The physics PhD is an uncharted journey. The first shock to the systems of fresh-faced PhD entrants comes from the expectation that they will now think for themselves. "It's the first time when students move away from exam-style problems where everything has a clear answer. They now have to solve real problems, to break them down into manageable chunks," says Professor Vlatko Vedral, 34, the head of Leeds University's new quantum information group, which supervises Libby Heaney.

And the bar is set high. Only fresh contributions to physics earn the coveted "Dr". With all the easy problems now calculated, measured and calculated again, the only way forward is narrow specialisation. So time spent choosing a research topic that genuinely excites you is crucial - "all the more so because it is the only period in your life when you'll have the free time to work mainly on what interests you. After that, your freedom decreases rapidly," Vedral says.

The choice of research group and supervisor can make the difference between three years of excitement or misery. Visit different groups, talk to students and get a feel for what they do. "Physics is a co-operative enterprise," Vedral says. "Make sure the group you are about to join is open and friendly, and discussion is encouraged. Check out how many discussion areas and coffee machines there are."

A recent PhD graduate in biophysics, who wishes to remain unnamed, had a miserable time at a top UK institution's biomedical engineering department. His supervisor spun out a company that swallowed up all his efforts. "A good supervisor will assist you to get a PhD. A bad one will seek to further his agenda or expand his list of publications at the expense of your time and effort. Don't let that happen," he warns.

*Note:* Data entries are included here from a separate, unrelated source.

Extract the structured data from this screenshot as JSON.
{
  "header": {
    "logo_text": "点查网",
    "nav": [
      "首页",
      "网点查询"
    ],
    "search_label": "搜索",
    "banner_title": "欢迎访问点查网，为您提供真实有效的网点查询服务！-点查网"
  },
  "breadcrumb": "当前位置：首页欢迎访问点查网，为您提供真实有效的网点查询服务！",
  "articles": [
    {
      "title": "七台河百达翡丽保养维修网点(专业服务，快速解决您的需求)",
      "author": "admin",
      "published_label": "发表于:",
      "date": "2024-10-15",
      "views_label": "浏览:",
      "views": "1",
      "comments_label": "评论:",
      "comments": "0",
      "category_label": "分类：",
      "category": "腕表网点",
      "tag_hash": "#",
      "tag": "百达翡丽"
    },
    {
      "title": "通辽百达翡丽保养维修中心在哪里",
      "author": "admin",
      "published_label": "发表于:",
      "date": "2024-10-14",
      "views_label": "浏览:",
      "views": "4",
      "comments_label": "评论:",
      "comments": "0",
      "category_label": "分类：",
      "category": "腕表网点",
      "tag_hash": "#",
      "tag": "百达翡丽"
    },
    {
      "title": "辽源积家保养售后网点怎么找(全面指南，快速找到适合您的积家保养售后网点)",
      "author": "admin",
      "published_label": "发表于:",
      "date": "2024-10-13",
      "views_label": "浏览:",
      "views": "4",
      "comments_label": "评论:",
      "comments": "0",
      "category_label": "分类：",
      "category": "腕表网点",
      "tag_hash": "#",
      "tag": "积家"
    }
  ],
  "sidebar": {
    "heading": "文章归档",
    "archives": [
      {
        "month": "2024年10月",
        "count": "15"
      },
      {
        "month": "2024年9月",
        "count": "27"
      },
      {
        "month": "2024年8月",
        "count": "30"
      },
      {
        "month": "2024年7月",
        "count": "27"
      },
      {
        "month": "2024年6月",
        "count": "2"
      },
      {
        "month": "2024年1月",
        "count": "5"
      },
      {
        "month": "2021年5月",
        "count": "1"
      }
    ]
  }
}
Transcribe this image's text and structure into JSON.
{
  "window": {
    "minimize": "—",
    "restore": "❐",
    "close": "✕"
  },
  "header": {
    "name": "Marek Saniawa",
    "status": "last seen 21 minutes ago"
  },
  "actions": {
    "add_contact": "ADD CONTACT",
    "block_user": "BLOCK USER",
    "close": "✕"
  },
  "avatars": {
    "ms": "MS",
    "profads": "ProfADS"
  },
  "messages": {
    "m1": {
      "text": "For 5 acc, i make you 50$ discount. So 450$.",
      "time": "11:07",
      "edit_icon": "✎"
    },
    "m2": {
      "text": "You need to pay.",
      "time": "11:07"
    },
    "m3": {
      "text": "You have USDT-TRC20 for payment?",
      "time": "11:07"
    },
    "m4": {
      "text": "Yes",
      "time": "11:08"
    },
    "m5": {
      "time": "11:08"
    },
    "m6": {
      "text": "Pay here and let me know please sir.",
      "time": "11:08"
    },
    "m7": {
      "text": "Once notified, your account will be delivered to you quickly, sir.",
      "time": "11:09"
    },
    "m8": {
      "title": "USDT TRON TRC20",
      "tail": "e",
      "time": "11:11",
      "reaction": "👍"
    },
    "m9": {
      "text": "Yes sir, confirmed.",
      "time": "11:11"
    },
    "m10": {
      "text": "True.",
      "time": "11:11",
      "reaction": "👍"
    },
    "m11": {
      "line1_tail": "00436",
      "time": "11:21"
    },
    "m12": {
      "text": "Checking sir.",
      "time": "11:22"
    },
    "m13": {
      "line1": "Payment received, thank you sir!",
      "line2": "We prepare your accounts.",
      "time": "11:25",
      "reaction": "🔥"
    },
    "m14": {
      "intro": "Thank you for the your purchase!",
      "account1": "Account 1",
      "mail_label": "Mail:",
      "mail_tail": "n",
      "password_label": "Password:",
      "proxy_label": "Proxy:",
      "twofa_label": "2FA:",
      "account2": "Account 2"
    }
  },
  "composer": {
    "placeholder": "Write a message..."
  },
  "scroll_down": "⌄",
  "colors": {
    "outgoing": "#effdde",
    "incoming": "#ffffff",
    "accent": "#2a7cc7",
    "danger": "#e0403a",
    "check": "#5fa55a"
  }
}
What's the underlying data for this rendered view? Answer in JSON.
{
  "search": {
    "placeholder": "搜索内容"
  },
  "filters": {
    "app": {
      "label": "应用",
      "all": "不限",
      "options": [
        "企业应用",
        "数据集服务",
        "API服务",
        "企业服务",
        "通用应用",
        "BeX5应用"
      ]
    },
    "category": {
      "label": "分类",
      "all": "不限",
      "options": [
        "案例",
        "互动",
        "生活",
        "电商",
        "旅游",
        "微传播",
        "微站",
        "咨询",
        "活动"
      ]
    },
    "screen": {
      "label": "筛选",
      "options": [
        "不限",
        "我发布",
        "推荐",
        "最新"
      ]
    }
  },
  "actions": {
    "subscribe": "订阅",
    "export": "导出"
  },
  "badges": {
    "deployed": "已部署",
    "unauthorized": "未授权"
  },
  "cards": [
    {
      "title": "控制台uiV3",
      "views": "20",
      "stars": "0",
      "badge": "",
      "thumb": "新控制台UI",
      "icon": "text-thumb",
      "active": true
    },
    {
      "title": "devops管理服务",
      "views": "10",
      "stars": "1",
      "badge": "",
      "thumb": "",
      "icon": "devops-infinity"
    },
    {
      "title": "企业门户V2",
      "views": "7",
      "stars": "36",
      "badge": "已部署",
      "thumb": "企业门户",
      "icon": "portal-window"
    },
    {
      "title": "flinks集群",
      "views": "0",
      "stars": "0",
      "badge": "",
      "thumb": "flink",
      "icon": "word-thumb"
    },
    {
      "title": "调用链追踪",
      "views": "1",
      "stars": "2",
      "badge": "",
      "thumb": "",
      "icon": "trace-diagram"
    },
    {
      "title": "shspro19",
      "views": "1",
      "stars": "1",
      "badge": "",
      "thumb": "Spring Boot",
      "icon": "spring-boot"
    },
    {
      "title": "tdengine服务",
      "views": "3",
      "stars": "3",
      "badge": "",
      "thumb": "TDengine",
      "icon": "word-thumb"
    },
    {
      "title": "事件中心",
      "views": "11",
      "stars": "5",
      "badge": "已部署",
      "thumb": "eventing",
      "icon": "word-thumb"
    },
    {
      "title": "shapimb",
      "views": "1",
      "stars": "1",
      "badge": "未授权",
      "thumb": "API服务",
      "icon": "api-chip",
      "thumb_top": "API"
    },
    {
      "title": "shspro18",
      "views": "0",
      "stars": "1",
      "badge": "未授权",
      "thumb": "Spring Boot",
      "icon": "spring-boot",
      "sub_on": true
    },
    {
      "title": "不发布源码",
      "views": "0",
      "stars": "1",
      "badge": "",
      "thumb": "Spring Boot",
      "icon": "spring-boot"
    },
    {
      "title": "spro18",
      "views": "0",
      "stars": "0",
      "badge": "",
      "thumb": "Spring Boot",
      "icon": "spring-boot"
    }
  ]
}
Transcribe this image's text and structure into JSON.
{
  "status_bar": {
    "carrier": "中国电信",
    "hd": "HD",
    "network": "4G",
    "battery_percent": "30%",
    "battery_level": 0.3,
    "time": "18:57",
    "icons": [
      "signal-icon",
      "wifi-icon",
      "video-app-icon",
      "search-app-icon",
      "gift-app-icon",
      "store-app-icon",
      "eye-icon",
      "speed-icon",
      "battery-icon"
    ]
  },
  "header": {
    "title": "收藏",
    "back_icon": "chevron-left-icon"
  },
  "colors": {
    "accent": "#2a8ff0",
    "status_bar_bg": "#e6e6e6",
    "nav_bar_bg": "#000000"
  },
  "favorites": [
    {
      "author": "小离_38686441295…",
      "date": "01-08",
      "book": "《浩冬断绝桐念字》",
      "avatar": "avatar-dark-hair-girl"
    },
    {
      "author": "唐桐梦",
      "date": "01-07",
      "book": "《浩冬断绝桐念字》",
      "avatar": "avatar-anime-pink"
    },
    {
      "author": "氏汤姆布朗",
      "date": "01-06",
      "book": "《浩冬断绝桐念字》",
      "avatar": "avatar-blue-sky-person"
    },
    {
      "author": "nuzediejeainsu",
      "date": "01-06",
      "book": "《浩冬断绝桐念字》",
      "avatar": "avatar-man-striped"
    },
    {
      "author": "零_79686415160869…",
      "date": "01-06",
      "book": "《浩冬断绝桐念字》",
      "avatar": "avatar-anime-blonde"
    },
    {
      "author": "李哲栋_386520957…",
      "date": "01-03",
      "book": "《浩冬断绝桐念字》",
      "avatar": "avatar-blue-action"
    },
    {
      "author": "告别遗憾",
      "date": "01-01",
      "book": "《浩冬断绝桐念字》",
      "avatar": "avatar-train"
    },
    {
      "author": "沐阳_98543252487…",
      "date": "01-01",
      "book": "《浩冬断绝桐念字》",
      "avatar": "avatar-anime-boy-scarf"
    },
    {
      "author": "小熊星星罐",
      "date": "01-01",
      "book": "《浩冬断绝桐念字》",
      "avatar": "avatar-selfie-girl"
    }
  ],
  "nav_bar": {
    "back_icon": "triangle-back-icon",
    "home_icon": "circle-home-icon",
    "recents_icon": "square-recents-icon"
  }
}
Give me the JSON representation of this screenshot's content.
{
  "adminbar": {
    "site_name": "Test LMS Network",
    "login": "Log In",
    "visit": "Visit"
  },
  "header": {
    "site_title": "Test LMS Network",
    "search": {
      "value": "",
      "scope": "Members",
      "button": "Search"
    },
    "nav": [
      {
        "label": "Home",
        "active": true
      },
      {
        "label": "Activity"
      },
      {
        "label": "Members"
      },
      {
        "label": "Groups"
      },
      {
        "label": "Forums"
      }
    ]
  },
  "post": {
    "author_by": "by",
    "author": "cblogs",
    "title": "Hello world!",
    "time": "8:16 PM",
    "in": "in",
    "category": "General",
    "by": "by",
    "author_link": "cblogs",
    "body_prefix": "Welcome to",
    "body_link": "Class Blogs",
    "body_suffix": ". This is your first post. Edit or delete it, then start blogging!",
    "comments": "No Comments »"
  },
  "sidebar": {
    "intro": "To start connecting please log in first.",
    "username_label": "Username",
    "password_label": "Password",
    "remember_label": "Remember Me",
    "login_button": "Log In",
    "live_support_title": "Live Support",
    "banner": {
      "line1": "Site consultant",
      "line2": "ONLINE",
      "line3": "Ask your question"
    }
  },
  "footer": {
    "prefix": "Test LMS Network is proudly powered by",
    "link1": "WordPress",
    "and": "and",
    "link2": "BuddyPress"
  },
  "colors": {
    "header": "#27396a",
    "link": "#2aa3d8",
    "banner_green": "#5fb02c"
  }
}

Even when everything goes to plan, students sometimes discover that the life of a researcher is not for them. Ben Fletcher, who is finishing his PhD on the behaviour of cold atoms at Oxford University, says: "When I started my PhD, I was convinced I wanted to be an academic. After 18 months of actual laboratory work, I realised that I wouldn't be very happy doing it for a living. I want a career that's less narrowly focused, maybe in the commercial world or the civil service."

Academia has a tough time keeping its best students. It is well known that pay is better on the outside. But that view masks the other major complaint - about the grim career prospects of post-doctoral researchers. They often work for years on short-term contracts, while their pay after tax is little better than the average £13,000 a year of PhD students.

On the job market, Fletcher will get off to a flying start whichever career he picks. Physicists' logical and fact-based approach to problem-solving, plus their technical abilities and project management skills, are prized by employers. After all, a PhD is one long project. That makes physicists the third-highest earners after doctors and lawyers.

At the DTI, Walker has covered policy areas from telecommunications to energy. "I wanted to make use of my physics skills, but also to broaden out," he says. "They help me to understand the analysis necessary to make policy for energy markets, to talk credibly about technologies and to follow what people are telling me."

Would Walker recommend the physics PhD to others? "I had a great time. I got to spend a year in Paris, and I met my wife during my PhD. It's not all about money, after all."

Libby Heaney is following in illustrious footsteps. Exactly 50 years ago, Sir Peter Mansfield's path took similar turns, eventually leading to a Nobel Prize in 2003 for the invention of magnetic resonance imaging (MRI). "My interest was sparked during my undergraduate physics project, using magnetism to detect buried clay objects," Mansfield remembers. The technique today saves thousands of people from the surgeon's knife. But it needed dogged determination and some luck to turn that into the MRI scanner.